Senzatetto invisibili. Ma invisibili per chi?
Non lo sono certo per noi, che li conosciamo di persona, conosciamo le loro storie e li chiamiamo per nome, Daniel, Roberto, Ahmad, Mustafà, Diego, Hussef. Noi che li vediamo ogni sera rientrare al dormitorio Chizzolini stanchi, infreddoliti, con le mani che portano i segni della strada e i volti che mostrano gli anni che passano più rapidamente; a volte arrabbiati, altre rassegnati, ma sempre con uno sguardo sollevato, rinfrancati di essere finalmente tornati in un posto caldo, comodo e sicuro che per loro è “casa”.
C’è una varietà di storie e di vite che popola il dormitorio: ci sono ragazzi giovanissimi e uomini senza età, migranti che speravano in un futuro migliore in un altro paese e connazionali che hanno perso tutto per una malattia, un divorzio o un lutto, chi ha problemi con le dipendenze da alcool o sostanze o ancora chi lavora ma con contratti precari o stipendi troppo bassi per permettersi un alloggio.
Arrivano tutte le sere, puntuali, con le poche cose che gli appartengono in una borsa o uno zainetto, quel poco che per loro è tutto. Si mettono in fila per segnare la presenza per la notte, recuperano la carta igienica, il rasoio, il sapone e vanno nelle loro camere a lasciare i propri bagagli. Cambiano le lenzuola e le salviette, si preparano per la cena, fanno una doccia. Una piccola routine quotidiana recuperata che la vita di strada ti toglie con violenza.
Sembra insufficiente dare un letto, un pasto e un bagno a chi non ha nulla, a chi ha perso il lavoro, una casa, la famiglia, ma per chi si ritrova a vivere in strada il dormitorio è un’ancora di salvezza.
Qui trovano un’assistenza di base, ma soprattutto trovano delle persone che sono lì per prendersi cura di loro: educatori, operatori, volontari e i due custodi, Alberto e Ben, presenze fisse e costanti che fanno da punto di riferimento. Li accolgono tutte le sere con un sorriso quando entrano, scambiano qualche parola, gli chiedono come stanno e se hanno bisogno di qualcosa in più, gli ricordano di lavarsi, prendere la biancheria pulita o tagliarsi le unghie. Piccole premure per aiutarli a prendersi cura di sé.
Senzatetto, visibili.
C’è una parte della società che queste persone le vede distintamente, con le loro fatiche e sofferenze e che non è indifferente alla loro condizione di povertà. I dormitori sono un primo aggancio per molti che altrimenti sarebbero per strada senza alcun aiuto. Entrati qui hanno la possibilità di fare scelte diverse, essere indirizzati verso altri servizi. Soprattutto qui non sono soli, qualcuno li vede e se ne prende cura.
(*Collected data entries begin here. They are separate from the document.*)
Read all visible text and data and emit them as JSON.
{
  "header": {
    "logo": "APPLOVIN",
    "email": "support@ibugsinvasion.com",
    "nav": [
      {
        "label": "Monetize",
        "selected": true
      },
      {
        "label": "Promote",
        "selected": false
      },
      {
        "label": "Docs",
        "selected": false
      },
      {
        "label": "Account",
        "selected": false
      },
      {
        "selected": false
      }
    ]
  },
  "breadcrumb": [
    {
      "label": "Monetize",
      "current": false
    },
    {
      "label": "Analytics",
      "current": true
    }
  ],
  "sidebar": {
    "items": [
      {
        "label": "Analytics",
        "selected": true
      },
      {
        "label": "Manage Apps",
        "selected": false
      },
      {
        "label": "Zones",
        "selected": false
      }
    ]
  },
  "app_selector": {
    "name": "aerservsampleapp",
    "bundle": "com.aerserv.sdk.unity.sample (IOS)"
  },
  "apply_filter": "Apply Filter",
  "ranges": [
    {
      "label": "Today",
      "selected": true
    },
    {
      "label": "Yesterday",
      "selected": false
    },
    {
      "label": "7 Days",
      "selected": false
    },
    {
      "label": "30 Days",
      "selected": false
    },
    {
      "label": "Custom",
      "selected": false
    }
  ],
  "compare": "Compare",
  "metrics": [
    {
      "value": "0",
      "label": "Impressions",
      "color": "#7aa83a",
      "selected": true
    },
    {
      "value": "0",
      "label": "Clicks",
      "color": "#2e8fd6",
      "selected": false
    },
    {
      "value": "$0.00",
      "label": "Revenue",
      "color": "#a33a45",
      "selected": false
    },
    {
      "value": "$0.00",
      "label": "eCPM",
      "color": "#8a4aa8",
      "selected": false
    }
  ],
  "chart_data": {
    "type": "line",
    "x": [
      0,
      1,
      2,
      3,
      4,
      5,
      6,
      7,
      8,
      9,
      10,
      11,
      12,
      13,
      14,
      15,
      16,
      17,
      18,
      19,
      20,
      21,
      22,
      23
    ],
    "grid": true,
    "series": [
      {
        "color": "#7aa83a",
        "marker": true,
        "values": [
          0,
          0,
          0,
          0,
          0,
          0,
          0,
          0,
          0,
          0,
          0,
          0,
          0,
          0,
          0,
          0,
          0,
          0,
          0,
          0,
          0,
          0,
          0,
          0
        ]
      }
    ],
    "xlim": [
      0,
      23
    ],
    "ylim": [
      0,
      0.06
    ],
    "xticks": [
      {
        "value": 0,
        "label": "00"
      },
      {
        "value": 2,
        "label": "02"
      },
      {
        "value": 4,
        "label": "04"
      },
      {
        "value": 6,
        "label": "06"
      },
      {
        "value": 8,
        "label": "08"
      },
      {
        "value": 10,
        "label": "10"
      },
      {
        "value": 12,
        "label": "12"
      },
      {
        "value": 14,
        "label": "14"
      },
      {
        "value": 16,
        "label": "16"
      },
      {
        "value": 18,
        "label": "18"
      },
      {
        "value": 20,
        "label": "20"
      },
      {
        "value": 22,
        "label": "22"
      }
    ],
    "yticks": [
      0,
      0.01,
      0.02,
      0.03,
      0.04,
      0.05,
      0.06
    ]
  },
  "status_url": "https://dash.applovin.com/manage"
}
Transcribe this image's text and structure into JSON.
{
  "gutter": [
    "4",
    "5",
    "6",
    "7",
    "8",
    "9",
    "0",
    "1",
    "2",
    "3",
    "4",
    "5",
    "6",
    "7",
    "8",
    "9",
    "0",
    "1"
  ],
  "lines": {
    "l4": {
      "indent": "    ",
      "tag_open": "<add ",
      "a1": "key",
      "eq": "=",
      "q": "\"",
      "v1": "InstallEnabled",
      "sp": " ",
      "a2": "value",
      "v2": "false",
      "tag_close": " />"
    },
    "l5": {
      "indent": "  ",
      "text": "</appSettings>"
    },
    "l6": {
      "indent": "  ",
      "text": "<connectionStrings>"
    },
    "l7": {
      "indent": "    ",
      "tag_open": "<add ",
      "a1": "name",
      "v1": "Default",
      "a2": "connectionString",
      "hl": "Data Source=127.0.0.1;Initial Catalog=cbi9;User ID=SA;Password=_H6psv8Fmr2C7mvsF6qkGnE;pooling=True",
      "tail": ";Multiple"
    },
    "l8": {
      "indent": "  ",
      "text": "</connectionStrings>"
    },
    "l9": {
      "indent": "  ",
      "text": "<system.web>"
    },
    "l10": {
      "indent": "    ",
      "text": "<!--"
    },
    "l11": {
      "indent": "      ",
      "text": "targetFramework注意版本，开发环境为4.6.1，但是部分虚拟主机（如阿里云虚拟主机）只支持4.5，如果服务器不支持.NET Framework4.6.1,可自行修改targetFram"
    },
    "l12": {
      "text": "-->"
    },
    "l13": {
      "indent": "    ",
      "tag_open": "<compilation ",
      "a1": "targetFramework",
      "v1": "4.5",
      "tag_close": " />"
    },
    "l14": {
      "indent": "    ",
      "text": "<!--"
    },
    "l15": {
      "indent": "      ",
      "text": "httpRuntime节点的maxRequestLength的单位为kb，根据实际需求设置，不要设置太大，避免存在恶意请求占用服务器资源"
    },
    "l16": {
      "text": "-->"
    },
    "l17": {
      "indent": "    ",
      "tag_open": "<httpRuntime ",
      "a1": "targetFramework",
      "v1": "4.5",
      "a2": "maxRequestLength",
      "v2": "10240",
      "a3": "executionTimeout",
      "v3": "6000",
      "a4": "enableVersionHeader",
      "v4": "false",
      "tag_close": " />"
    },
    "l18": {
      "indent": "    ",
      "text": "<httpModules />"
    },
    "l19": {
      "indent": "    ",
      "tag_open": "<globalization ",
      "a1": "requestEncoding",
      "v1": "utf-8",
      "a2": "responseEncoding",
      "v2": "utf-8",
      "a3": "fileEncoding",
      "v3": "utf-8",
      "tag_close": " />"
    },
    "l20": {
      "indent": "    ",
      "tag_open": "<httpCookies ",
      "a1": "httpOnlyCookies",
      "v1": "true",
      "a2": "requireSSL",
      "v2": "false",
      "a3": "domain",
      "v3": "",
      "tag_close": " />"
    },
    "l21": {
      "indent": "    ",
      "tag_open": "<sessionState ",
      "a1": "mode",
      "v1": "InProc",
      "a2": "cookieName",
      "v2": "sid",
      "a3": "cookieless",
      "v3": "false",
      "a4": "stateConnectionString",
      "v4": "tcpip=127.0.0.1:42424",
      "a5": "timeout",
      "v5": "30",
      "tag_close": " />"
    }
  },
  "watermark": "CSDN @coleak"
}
Noi proviamo a costruire insieme a loro una progettualità a breve termine su misura, che possa sostenerli nel qui ed ora.
Per qualcuno sono piccoli passi come ricominciare a lavarsi, cambiarsi i vestiti, radersi e tenere in ordine il proprio aspetto, ritornare a prendersi cura di sé. Alcuni, invece, provano a sperimentarsi in attività come il volontariato per recuperare una routine e la relazione sociale. È importante non vivere in modo passivo, da persone che vengono servite e “accudite” ma vivere le relazioni, condividere con loro momenti di quotidianità.
Ognuno ha le sue piccole grandi conquiste.
Alcuni ragazzi giovani stranieri hanno iniziato corsi di italiano per imparare la lingua, Youssef e Marco si sono iscritti ai corsi di formazione professionale per poter iniziare una nuova professione. Roberto ha deciso di intraprendere un percorso riabilitativo e di entrare in una comunità terapeutica per risolvere la dipendenza da alcool. Mario ha trovato un lavoro ed ha potuto fare domanda per avere una casa Aler. Omar è rinato dopo aver finalmente ottenuto dei documenti, ora può girare per la città con più leggerezza, nella legalità, non sente più quella paura di incontrare la polizia ed essere fermato, può cercarsi un lavoro ed essere assunto regolarmente, ma soprattutto riavere i documenti gli ha ridato un’identità e dignità, si sente nuovamente cittadino, con diritti e doveri.
Non è facile, alcune storie non sono a lieto fine. I dormitori sono un primo passo per provare a risolvere il problema della povertà ma da soli non sono sufficienti. Serve una politica inclusiva e una rete sempre più diffusa e capillare di servizi che lavori a stretto contatto e che sappia offrire occasioni di riscatto.
Ogni persona ha bisogno di spazi di confronto, di dialogo e riflessione, la differenza la fanno le relazioni e le persone. Per questo esserci è fondamentale: siamo un punto di incontro per chi non ha nulla e non conosce nessuno.